The business model
How auto finance works
Five players, one money flow — and where Kairo fits.
The five players
Buyer
Wants a car, borrows the money
Dealership
Sells the car (single store or dealer group)
Lender
Funds the loan — bank, credit union, or OEM captive
Core software
Kairo / NetSol — the platform the lender runs on
Dealer networks
RouteOne / Dealertrack — connect dealers to lenders
Follow one $30,000 car
- 1
Buyer picks a $30,000 car at the dealership.
- 2
Dealer sends the application (via a dealer network) to several lenders.
- 3
A lender says yes and pays the dealership the $30,000. The dealer is paid.
- 4
The buyer repays the lender ~$36,000 over 5 years — the extra ~$6,000 is interest, the lender's profit.
- 5
The lender shares a slice of that interest with the dealer (“dealer reserve”).
- 6
To decide, fund, and service that loan, the lender pays Kairo for the software.
How everyone makes money
| Player | Makes money from | Who pays them |
|---|---|---|
| Dealership | Car margin + F&I products + dealer reserve | Buyer + lender |
| Lender (bank / CU / captive) | Interest on the loan + fees | Buyer |
| Kairo / NetSol | Software fees (subscription + implementation) | The lender |
| RouteOne / Dealertrack | Network & transaction fees | Lenders & automakers |
Where Kairo fits
Kairo sits behind the lender.
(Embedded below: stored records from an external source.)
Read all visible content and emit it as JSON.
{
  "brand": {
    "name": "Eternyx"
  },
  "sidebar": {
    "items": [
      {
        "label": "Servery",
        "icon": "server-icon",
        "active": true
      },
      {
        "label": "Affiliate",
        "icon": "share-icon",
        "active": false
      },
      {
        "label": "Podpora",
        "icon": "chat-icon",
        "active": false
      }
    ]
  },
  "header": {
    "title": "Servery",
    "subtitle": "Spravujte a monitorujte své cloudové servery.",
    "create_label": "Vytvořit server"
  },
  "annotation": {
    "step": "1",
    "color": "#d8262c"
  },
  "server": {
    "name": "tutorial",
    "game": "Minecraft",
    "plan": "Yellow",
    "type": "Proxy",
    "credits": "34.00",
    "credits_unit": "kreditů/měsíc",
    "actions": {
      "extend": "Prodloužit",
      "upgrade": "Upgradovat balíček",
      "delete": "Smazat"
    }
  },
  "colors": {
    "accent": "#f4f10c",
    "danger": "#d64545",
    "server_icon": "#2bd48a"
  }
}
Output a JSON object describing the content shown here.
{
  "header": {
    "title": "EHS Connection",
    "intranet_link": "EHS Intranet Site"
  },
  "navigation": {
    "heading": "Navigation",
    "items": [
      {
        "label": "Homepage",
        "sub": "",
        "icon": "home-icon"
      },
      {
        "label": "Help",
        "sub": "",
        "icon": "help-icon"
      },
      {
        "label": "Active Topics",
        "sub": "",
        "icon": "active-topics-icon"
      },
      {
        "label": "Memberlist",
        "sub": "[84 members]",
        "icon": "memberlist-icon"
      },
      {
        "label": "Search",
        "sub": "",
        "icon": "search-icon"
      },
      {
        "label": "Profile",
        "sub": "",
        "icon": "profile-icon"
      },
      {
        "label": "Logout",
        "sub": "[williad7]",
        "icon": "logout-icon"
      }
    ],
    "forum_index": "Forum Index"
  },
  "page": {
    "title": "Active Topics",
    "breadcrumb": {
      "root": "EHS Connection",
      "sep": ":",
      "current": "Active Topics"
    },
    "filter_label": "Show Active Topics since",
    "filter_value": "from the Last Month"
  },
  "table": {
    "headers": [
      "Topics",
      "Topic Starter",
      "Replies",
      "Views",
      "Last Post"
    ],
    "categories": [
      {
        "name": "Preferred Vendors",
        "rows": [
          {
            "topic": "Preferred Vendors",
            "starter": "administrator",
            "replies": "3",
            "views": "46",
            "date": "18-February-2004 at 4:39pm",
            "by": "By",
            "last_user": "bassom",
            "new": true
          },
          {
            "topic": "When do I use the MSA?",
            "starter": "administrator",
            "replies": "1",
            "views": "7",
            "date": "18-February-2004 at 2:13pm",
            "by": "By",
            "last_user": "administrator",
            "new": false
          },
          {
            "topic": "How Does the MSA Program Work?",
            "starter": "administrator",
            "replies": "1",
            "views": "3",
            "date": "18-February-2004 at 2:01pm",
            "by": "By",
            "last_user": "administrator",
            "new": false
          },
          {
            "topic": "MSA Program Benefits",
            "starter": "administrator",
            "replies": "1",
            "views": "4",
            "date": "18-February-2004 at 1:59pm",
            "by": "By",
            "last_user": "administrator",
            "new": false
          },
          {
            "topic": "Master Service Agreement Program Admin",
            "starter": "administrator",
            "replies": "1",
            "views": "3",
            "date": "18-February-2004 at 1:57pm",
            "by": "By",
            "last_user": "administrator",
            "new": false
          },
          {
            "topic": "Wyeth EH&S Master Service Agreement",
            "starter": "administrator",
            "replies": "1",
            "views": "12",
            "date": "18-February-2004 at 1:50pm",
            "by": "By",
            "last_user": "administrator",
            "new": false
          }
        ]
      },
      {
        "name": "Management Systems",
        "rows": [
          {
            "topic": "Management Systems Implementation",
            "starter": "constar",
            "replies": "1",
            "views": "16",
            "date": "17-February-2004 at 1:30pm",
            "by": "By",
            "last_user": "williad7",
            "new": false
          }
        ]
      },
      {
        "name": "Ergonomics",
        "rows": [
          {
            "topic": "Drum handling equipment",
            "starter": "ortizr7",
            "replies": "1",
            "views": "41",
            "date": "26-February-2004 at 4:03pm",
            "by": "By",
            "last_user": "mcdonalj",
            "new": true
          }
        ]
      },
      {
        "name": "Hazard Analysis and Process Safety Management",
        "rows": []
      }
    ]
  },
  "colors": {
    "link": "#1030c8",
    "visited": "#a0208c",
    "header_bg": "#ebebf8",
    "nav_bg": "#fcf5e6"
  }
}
Banks, credit unions, and OEM captives pay us a subscription plus a one-time implementation to run their lending — decisioning, originations, and servicing — on a modern platform. We're in the same seat as NetSol, just faster and a fraction of the cost.
We don't take a cut of the buyer's interest, and dealers don't pay us — the lender is our customer.